Il guaio della Seconda Lega è che nel passaggio dall’economia alla politica i capi non riescono a fare sintesi e per di più non riescono a spostare gli equilibri di un partito di cultura “leninista”, non abituato alla contendibilità della leadership. Del resto, trarre le conseguenze dell’esperienza nel governo Draghi e della propria personale maturazione avrebbe richiesto a Giorgetti e Garavaglia un salto nel vuoto che li avrebbe portati più vicini a Carlo Calenda che a Meloni. Ma per la loro storia personale, per le differenze del leghismo che non è “partito di plastica”, i due ministri non potevano percorrere lo stesso itinerario di Maria Stella Gelmini e Mara Carfagna. Con il risultato però di rimanere schiacciati in una posizione subordinata e per ora silente. O peggio di essere costretti a gufare Salvini pur di poter riprendere palla. Ma qual è il livello “inaccettabile” di sconfitta tale da far scattare il ricambio della leadership? E, soprattutto, dopo un ridimensionamento elettorale con quale tattica di coalizione e quale cultura di partito ripartirebbero i Giorgetti, gli Zaia, i Fedriga e i Fugatti? A queste domande per ora non c’è risposta a ulteriore dimostrazione che Salvini ha messo in un cul de sac non solo se stesso ma anche l’opposizione interna.

  
In questo quadro che sembrerebbe rimandare tutto al fatidico 25 settembre, alla logica della resa dei conti e del Vae Victis, sta maturando però la novità Zaia. Il governatore veneto insieme a Fedriga ha innanzitutto risposto no alla chiamata salviniana decidendo di non candidarsi.
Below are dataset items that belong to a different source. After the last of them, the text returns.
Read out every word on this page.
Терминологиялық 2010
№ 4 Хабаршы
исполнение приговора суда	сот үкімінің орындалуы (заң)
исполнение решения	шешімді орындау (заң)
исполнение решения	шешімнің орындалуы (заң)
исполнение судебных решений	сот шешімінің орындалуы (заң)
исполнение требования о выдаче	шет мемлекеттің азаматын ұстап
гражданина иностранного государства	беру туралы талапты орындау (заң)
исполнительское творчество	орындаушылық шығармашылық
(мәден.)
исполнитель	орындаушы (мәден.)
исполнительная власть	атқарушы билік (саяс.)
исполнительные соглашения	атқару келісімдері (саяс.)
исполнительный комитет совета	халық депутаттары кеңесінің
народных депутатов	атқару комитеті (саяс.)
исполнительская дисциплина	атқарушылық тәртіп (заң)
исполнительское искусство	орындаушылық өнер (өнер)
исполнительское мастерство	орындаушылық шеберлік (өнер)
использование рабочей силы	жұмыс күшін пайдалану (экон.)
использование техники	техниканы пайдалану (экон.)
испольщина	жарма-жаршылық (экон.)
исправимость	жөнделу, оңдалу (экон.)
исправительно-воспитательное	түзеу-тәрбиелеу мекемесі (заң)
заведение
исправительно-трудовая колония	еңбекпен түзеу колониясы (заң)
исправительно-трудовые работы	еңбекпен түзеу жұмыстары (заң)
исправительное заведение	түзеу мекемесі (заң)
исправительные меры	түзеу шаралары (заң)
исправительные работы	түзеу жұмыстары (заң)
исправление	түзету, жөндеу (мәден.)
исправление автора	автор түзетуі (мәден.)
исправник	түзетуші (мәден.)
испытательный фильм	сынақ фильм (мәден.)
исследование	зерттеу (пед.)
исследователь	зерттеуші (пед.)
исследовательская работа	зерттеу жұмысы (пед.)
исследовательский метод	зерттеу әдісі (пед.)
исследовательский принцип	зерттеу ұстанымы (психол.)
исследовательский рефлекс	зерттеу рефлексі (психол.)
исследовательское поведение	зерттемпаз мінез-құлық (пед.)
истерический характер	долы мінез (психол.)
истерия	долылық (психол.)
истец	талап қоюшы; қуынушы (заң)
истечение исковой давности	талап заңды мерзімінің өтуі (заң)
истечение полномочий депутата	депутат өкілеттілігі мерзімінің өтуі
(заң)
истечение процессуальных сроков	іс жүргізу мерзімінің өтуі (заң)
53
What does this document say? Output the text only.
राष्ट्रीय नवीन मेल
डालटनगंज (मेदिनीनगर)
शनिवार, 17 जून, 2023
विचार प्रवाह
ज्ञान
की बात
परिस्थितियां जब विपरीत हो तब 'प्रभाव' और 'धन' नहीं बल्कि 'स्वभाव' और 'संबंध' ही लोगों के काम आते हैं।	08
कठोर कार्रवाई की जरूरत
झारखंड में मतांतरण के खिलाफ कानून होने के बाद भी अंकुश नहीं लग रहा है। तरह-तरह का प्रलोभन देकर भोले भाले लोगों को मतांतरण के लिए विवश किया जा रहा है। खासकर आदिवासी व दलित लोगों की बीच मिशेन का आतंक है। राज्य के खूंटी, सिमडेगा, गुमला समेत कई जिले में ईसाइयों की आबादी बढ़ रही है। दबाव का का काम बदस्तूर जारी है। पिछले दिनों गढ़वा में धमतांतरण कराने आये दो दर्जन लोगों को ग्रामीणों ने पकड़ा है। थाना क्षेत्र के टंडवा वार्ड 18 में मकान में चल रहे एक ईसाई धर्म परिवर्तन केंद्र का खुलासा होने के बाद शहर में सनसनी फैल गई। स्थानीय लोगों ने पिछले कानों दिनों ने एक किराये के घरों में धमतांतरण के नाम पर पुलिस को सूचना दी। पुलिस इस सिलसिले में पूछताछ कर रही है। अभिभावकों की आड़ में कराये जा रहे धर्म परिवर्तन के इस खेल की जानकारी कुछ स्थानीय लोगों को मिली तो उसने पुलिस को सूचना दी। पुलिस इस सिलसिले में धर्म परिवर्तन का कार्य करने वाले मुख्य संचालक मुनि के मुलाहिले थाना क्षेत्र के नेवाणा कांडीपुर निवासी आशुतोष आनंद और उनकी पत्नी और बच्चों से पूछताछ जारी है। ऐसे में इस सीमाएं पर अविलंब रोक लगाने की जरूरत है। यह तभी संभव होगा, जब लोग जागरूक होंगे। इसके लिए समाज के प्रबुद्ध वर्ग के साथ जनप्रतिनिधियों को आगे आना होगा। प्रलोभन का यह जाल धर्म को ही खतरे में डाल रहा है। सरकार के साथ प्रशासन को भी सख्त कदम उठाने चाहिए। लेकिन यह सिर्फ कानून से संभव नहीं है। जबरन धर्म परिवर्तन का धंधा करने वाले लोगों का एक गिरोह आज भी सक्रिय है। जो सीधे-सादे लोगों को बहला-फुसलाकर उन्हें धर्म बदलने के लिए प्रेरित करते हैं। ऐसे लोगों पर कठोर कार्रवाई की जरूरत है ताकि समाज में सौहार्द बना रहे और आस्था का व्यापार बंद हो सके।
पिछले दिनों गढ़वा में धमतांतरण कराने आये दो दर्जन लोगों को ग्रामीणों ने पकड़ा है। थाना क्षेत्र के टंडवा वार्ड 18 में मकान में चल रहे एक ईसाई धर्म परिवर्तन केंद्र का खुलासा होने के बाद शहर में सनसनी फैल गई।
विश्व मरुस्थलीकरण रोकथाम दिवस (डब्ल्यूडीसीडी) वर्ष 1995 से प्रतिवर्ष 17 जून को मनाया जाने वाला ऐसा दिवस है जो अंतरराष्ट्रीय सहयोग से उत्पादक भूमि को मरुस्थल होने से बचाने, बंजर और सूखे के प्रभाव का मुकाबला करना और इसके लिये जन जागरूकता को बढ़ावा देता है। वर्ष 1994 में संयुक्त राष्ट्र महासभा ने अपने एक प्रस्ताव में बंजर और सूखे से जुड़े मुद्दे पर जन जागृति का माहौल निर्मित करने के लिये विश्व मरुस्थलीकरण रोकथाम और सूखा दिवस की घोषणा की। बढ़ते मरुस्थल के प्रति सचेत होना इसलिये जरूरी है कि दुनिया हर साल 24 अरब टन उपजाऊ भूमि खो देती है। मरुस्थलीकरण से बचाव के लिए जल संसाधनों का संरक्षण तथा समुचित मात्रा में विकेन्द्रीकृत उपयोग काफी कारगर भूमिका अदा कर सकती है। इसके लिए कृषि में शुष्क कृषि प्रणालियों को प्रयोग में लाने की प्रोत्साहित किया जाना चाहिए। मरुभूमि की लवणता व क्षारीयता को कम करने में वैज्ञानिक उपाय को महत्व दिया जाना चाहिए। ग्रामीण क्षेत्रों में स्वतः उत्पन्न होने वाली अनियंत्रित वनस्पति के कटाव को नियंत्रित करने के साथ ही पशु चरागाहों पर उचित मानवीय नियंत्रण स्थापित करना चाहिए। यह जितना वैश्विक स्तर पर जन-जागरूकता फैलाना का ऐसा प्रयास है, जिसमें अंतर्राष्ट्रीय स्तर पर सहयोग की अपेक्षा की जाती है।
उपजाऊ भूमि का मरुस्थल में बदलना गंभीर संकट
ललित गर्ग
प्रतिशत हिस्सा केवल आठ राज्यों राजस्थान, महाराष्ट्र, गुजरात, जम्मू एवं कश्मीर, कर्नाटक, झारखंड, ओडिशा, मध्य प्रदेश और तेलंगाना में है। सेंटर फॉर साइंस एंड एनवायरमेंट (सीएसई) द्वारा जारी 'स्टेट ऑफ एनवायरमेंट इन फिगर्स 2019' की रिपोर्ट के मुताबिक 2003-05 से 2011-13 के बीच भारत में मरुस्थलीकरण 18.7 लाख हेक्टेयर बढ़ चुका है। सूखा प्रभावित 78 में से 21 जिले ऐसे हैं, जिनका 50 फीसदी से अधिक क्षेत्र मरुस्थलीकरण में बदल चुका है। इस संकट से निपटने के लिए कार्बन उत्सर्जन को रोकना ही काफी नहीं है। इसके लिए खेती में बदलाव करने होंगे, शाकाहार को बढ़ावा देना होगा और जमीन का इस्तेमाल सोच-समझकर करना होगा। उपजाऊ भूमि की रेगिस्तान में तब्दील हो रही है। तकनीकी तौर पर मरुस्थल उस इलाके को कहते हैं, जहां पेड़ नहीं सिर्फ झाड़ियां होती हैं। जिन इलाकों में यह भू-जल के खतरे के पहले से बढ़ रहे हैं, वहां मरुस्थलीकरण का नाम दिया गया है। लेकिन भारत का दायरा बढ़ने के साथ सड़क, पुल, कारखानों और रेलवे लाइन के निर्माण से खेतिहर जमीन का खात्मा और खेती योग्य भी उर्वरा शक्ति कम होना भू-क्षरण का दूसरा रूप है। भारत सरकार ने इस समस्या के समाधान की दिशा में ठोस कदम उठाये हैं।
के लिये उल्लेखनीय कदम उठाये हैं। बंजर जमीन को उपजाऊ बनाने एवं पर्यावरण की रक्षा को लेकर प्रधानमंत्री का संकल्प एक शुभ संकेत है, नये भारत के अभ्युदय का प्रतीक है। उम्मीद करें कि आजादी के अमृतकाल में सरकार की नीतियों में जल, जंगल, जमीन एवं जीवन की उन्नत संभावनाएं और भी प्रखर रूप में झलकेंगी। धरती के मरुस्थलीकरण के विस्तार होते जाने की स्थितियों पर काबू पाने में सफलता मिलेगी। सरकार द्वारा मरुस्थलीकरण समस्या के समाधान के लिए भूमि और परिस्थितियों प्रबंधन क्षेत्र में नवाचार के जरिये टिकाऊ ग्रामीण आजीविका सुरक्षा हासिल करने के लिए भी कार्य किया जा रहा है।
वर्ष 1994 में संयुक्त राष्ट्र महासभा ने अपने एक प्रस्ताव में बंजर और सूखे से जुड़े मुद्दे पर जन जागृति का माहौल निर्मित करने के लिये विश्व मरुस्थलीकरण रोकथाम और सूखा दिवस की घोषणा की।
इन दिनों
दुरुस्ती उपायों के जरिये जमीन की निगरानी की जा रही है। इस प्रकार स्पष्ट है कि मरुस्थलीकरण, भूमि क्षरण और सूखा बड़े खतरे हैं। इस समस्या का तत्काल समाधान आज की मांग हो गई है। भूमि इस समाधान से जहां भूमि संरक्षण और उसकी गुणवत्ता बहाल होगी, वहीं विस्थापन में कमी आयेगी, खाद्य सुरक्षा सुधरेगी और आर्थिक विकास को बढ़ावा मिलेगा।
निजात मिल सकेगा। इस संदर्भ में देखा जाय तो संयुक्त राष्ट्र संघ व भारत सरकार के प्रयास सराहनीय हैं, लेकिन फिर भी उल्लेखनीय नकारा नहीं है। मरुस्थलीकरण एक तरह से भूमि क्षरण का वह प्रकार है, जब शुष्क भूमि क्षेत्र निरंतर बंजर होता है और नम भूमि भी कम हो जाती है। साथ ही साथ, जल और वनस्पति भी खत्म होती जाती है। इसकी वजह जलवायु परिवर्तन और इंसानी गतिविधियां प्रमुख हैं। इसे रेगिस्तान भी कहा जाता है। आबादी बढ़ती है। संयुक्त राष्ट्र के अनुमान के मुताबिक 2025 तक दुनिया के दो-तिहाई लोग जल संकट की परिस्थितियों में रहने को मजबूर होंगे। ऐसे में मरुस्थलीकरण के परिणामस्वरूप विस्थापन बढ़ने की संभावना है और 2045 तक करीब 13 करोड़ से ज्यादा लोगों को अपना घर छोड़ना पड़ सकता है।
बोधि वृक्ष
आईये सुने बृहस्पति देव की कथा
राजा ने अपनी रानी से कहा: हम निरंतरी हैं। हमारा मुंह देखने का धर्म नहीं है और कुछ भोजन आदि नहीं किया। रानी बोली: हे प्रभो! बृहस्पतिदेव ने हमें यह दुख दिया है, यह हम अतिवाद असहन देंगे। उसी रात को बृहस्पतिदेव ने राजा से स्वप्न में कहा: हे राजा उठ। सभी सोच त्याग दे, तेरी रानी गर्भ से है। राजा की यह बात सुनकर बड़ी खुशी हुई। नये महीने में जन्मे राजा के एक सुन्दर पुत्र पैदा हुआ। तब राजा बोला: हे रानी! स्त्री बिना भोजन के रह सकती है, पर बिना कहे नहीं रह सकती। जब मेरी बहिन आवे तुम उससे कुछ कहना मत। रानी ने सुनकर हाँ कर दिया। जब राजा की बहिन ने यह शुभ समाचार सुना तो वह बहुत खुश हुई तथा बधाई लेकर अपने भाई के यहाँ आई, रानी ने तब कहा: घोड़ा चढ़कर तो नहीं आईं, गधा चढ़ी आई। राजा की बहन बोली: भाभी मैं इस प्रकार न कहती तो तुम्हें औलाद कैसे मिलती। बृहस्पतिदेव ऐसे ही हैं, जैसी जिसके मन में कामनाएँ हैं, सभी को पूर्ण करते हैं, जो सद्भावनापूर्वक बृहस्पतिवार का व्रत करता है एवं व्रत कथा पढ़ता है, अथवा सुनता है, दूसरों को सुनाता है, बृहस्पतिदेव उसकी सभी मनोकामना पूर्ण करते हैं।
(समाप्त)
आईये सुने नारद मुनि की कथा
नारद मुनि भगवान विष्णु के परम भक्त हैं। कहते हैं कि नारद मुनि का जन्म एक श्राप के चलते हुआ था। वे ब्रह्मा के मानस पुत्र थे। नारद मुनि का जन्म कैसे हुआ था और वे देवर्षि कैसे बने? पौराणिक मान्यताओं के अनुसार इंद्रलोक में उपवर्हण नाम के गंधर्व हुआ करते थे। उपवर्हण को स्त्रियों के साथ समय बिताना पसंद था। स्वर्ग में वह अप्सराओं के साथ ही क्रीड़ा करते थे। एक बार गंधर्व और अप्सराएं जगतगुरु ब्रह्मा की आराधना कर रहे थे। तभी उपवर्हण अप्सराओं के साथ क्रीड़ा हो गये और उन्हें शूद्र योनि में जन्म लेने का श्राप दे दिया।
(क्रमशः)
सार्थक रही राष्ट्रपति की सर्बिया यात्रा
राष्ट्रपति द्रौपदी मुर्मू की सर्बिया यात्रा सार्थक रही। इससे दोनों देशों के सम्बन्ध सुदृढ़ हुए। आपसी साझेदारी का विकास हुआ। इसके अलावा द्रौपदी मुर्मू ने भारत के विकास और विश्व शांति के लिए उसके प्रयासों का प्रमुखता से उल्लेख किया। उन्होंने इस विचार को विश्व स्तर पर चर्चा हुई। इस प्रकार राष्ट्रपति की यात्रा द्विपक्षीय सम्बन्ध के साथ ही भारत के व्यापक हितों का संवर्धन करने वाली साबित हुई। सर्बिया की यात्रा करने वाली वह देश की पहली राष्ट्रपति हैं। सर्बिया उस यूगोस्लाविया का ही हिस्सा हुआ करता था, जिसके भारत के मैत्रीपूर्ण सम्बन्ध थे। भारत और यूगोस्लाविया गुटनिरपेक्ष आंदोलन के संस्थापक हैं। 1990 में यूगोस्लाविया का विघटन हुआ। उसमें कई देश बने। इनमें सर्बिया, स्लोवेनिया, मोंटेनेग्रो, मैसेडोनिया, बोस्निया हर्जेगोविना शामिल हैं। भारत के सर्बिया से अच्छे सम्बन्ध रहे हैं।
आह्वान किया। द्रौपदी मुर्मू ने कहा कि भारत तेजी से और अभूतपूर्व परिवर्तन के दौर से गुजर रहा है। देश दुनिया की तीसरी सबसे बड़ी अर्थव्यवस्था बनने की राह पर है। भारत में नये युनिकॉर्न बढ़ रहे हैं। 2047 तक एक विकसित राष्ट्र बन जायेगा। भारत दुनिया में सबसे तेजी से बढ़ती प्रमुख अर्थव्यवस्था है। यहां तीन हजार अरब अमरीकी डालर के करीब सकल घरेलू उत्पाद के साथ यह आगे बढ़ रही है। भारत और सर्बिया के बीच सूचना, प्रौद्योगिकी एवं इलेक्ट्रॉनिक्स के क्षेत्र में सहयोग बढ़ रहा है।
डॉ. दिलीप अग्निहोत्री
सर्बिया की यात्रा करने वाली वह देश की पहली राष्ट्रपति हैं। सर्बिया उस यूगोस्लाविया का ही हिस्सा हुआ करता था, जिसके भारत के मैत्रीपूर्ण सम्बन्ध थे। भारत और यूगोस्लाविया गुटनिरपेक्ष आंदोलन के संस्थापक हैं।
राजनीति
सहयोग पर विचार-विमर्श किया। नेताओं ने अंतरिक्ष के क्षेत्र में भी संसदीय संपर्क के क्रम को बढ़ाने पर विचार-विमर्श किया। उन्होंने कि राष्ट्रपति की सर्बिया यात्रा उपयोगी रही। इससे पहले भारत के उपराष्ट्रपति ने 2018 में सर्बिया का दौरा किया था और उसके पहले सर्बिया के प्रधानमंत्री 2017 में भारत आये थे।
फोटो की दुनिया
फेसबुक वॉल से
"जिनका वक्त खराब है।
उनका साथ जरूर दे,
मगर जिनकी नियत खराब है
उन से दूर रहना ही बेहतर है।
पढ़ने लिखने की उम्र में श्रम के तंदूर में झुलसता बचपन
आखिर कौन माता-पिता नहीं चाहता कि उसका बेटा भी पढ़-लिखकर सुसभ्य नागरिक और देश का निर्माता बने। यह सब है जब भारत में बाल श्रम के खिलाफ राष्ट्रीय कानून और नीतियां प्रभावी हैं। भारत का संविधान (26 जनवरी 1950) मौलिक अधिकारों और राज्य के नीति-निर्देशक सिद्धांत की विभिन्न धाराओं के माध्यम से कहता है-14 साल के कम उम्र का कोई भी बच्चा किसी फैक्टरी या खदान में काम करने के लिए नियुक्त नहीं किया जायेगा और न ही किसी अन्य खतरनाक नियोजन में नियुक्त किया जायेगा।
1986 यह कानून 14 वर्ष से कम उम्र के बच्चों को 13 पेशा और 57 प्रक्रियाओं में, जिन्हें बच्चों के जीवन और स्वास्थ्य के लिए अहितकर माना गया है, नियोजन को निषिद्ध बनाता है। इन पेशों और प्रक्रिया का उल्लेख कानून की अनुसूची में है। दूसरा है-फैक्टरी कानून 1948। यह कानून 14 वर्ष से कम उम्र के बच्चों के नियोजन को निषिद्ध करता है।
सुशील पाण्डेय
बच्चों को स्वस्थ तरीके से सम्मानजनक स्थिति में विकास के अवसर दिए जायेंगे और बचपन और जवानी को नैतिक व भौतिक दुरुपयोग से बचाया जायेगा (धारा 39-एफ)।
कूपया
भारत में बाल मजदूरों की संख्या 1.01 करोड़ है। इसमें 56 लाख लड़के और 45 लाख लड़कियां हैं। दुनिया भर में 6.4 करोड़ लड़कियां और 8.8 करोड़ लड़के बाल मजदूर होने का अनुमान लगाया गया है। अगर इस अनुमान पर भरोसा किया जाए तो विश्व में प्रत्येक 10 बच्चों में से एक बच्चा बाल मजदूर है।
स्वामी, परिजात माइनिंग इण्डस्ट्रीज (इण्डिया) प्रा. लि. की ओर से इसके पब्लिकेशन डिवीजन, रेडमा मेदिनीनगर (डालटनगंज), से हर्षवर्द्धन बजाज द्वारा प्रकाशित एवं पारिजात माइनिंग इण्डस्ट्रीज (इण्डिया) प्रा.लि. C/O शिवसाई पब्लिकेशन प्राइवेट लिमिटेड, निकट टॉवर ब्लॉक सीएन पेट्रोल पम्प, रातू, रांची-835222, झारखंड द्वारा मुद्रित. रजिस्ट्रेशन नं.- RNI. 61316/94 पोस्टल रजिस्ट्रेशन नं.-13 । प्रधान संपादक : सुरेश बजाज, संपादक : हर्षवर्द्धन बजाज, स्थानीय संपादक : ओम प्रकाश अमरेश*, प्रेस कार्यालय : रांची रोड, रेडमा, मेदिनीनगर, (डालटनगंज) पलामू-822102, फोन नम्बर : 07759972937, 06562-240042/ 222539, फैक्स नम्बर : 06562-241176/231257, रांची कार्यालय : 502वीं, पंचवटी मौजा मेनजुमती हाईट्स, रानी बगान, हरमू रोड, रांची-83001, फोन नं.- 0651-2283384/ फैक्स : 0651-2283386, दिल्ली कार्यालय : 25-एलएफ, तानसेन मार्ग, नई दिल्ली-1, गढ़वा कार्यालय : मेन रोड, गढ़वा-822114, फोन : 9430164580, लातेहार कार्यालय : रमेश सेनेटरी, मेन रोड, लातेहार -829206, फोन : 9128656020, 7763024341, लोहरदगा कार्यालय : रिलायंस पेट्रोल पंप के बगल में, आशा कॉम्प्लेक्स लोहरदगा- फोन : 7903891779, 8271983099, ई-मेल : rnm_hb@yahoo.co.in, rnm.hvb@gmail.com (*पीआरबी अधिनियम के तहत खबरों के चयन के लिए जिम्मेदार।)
Successivamente, proprio in queste ore, sarà costretto ad affrontare a muso duro il capo del partito nella battaglia legata alla definizione delle liste dei candidati in Veneto, sapendo che già in passato Matteo aveva cercato di circoscrivere l’influenza di Luca nella sua stessa regione contrapponendo il partito all’amministrazione (una dinamica da vecchio Pci). Stavolta Zaia non combatte solo sulle poltrone ma ha replicato con una carta a sorpresa: una serie di interviste ai maggiori quotidiani del paese in cui ha comunicato agli elettori la necessità di operare una svolta profonda della cultura della Lega. E’ presto per capire se siamo di fronte a una semplice manovra tattica (materia nella quale Zaia eccelle) o davvero all’apertura di un nuovo capitolo dell’itinerario leghista visto che il governatore veneto ha sostenuto che il centrodestra italiano è rimasto fermo a 30 anni fa, che non ha seguito i mutamenti culturali della società e che è rimasto tagliato fuori dal dialogo sui tempi della modernità e in particolare della sessualità. Il contrario di Simone Pillon, per farla breve. Ma, pur apprezzabile nei suoi intenti, la svolta sociologica di Zaia, sommata alla puntuale rivendicazione dell’autonomia veneta, è sufficiente per far uscire la Lega dal cul de sac in cui l’ha infilata Salvini? Stavolta la risposta, purtroppo, è facile.